At last, controversy — though overdue — has thrust itself upon 2004’s best book.

Tucked inside The Daily Show with Jon Stewart’s America: A Citizen’s Guide to Democracy Inaction, there are nine old, wrinkled, flabby, unattractive and mostly fat naked human bodies.

In turn, two southern Mississippi counties cried, “Pornography!” and banned the book in local libraries, only to un-ban it after intense criticism and scrutiny, not to mention that their knee-jerk, irrational reaction garnered national attention in the form of news headlines.

As Stewart also pointed out — and it’s amazing — Mississippi actually has a public library system.

The image in question presents the faces of the nine Supreme Court justices superimposed on naked — and befitting — bodies. On the opposite page, cutouts of the justices’ robes are placed below a caption that reads “restore their dignity by matching each justice with his or her respective robe.”

In all honesty, it is quite disgusting. The people in question are not 25 anymore, after all. It’s shocking. It’s nasty. It’s gruesome. But it isn’t porn. And to most people, it’s funny.

But rather than a have a sense of humor about it, officials in Mississippi took offense and promptly had the book removed from Jackson and George county public libraries, with Robert Willits, director of the Jackson-George Regional Library System, saying, “We’re not an adult bookstore. Our entire collection is open to the entire public. If they had published the book without that one picture, that one page, we’d have the book.”

Now, all Willits and company have done is multiply an already feverish interest in the book (it’s been on the New York Times’ best-seller list for 15 weeks) and motivated people who probably hadn’t heard, seen or cared about the book to pick it up just to see what all the fuss (and the buff) is about.

Almost four months after its release, America is finally receiving the controversy it deserves, if for the wrong reason. As Stewart himself said, there are far more offensive things than saggy, naked bodies in his book.

For example, Stewart and his pals from the Daily Show rip apart every facet of the American governmental system, the media and Americans in general. It questions things like the Electoral College, the vice president’s authority and the media’s unrelenting lust for frightening the American public. It hits home.

And that’s why it’s controversial, because it speaks the truth. It’s just sad that it took pasty nude flab for the book to gain notoriety.

Even though Stewart anchors what he calls the “fake news,” he is more trustworthy and relevant than the average screaming psycho behind a news desk. It’s no wonder Stewart is considered by most to be the voice of the young generation. A recent poll revealed that most college-aged students get the majority of their news from Stewart, and another study showed that the average Daily Show viewer is more educated the average The O’Reilly Factor with Bill O’Reilly watcher.

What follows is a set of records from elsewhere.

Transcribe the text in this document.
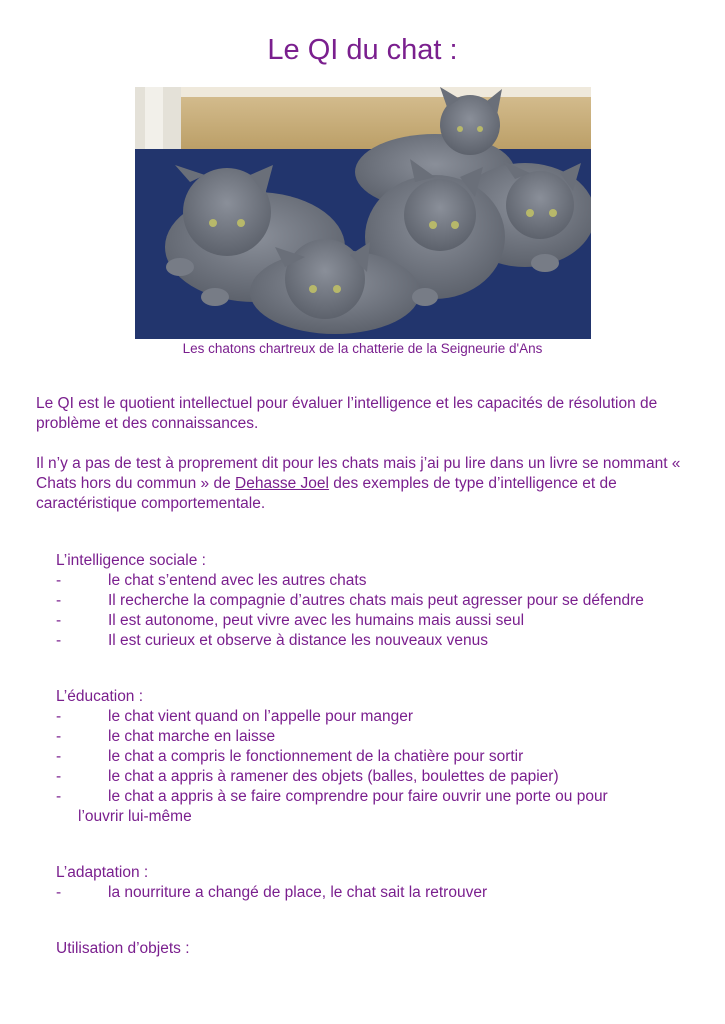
Le QI du chat :
Les chatons chartreux de la chatterie de la Seigneurie d'Ans
Le QI est le quotient intellectuel pour évaluer l’intelligence et les capacités de résolution de problème et des connaissances.
Il n’y a pas de test à proprement dit pour les chats mais j’ai pu lire dans un livre se nommant « Chats hors du commun » de Dehasse Joel des exemples de type d’intelligence et de caractéristique comportementale.
L’intelligence sociale :
-	le chat s’entend avec les autres chats
-	Il recherche la compagnie d’autres chats mais peut agresser pour se défendre
-	Il est autonome, peut vivre avec les humains mais aussi seul
-	Il est curieux et observe à distance les nouveaux venus
L’éducation :
-	le chat vient quand on l’appelle pour manger
-	le chat marche en laisse
-	le chat a compris le fonctionnement de la chatière pour sortir
-	le chat a appris à ramener des objets (balles, boulettes de papier)
-	le chat a appris à se faire comprendre pour faire ouvrir une porte ou pour
l’ouvrir lui-même
L’adaptation :
-	la nourriture a changé de place, le chat sait la retrouver
Utilisation d’objets :
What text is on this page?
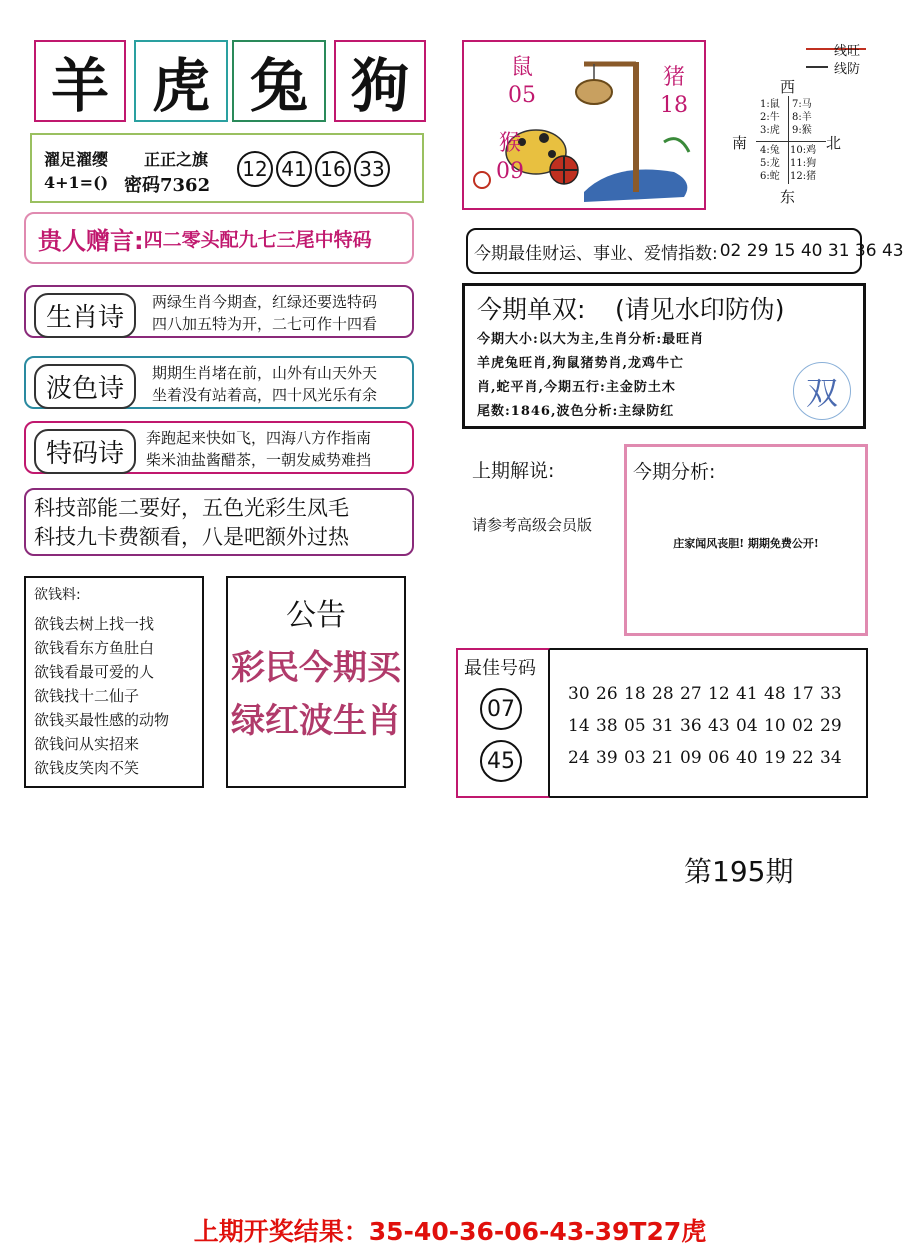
羊 虎 兔 狗
濯足濯缨 正正之旗
4+1=() 密码7362
12 41 16 33
贵人赠言: 四二零头配九七三尾中特码
生肖诗
两绿生肖今期查，红绿还要选特码
四八加五特为开，二七可作十四看
波色诗
期期生肖堵在前，山外有山天外天
坐着没有站着高，四十风光乐有余
特码诗
奔跑起来快如飞，四海八方作指南
柴米油盐酱醋茶，一朝发威势难挡
科技部能二要好，五色光彩生凤毛
科技九卡费额看，八是吧额外过热
欲钱料:
欲钱去树上找一找
欲钱看东方鱼肚白
欲钱看最可爱的人
欲钱找十二仙子
欲钱买最性感的动物
欲钱问从实招来
欲钱皮笑肉不笑
公告
彩民今期买
绿红波生肖
鼠
05
猪
18
猴
09
线旺
线防
西
南	北
东
1:鼠
2:牛
3:虎
7:马
8:羊
9:猴
4:兔
5:龙
6:蛇
10:鸡
11:狗
12:猪
今期最佳财运、事业、爱情指数: 02 29 15 40 31 36 43
今期单双: (请见水印防伪)
今期大小:以大为主,生肖分析:最旺肖
羊虎兔旺肖,狗鼠猪势肖,龙鸡牛亡
肖,蛇平肖,今期五行:主金防土木
尾数:1846,波色分析:主绿防红	双
上期解说:
请参考高级会员版
今期分析:
庄家闻风丧胆! 期期免费公开!
最佳号码
07
45
30 26 18 28 27 12 41 48 17 33
14 38 05 31 36 43 04 10 02 29
24 39 03 21 09 06 40 19 22 34
第195期
上期开奖结果：35-40-36-06-43-39T27虎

The study, conducted by Dannagal Goldthwaite Young at the Annenberg Public Policy Center of the University of Pennsylvania, concluded that Daily Show viewers are 78 percent more likely than the average adult to have four or more years of college education, while O’Reilly’s audience is only 24 percent more likely to have that much schooling.”

I’m guessing the people who decided to ban America hadn’t read it. They just saw the private parts, gasped, and put the locks on it. They treated it like it was a book on the theory of evolution. They don’t understand that just because their minds are closed doesn’t mean every book has to be.

Indeed, old naked people are not pleasant. But neither are the things that Stewart’s book criticizes.

They say one knows porn when one sees it. Stewart’s book is not porn. If anything, it should be required reading for every American.